In order to investigate whether subnormal luteal function following induction of ovulation with gonadotrophin releasing hormone (GnRH) could be counteracted by appropriate stimulation before or after ovulation, S.A. Mutton Merino ewes ( n=65) in early lactation were induced to ovulate using GnRH at a time when subnormal luteal function was likely to result. In two experiments the ewes were infused with physiological saline (SRFS), pregnant mare serum gonadotrophin (PMSG) prior to (PRFS), PMSG after (SRFP), PMSG prior to and after (PRFP) or with PMSG plus oestradiol (E 2) prior to (EPRFS) a single injection of GnRH. A group of spontaneously cycling ewes (CYC) was used to characterize normal luteal function. At laparotomy on day 15 (experiment 1) or day 11 (experiment 2) a higher incidence (83.9%) of macroscopically active corpora lutea occurred in the ewes treated with PMSG prior to GnRH (PRFS+PRFP) than where saline was infused (65.5%) at this time (SRFP+SRFS).

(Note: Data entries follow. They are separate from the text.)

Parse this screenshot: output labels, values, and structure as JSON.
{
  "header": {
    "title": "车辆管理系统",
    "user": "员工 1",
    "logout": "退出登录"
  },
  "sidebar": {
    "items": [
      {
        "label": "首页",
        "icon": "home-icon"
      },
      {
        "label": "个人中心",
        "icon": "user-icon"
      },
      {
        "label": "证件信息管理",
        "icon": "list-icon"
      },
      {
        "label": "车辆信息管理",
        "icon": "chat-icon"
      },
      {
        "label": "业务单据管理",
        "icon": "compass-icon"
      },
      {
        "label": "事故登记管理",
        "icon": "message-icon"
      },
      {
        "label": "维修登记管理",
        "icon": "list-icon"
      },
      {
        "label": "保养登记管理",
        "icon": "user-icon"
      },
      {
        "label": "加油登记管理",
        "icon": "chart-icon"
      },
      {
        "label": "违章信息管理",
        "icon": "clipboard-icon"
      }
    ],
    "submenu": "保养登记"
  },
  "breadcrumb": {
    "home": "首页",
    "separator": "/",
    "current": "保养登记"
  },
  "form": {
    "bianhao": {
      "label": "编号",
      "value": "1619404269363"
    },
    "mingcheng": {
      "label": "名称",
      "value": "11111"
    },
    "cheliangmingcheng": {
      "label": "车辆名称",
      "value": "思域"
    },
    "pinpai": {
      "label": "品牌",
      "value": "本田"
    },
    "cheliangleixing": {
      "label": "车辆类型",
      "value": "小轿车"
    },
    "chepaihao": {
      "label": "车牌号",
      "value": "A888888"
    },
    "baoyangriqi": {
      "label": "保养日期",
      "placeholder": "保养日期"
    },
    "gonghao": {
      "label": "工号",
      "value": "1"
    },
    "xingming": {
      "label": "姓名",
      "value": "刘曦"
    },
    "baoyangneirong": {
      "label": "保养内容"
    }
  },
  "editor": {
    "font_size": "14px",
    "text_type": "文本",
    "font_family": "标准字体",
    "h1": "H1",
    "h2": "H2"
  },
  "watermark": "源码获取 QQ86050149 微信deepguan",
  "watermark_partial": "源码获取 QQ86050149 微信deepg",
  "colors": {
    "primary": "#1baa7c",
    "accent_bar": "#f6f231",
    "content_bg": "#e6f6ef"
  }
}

Of the 56 ewes which completed the experiments only five showed a short cycle of approximately 6 days, while in a further 14 ewes the cycle length approached 12 days. Of the progesterone profiles 37.2% were judged to be inadequate. In both experiments, ewes which did not receive gonadotrophin, SRFS, exhibited a progesterone profile which differed ( P<0.01) from the pooled response of those infused with PMSG. The provision of luteotrophin after GnRH was superior to PMSG priming ( P<0.01) in augmenting progesterone secretion. In experiment 2 PMSG priming improved luteal function so that it equalled that of spontaneously cycling ewes while infusion of oestradiol in addition to PMSG priming further improved luteal function ( P<0.05). The pre-ovulatory LH release was reduced ( P<0.01) by PMSG infusion before and after GnRH (not significant in experiment 1). Tonic LH levels showed that PMSG infusion raised the endogenous release of assayable LH ( P<0.05).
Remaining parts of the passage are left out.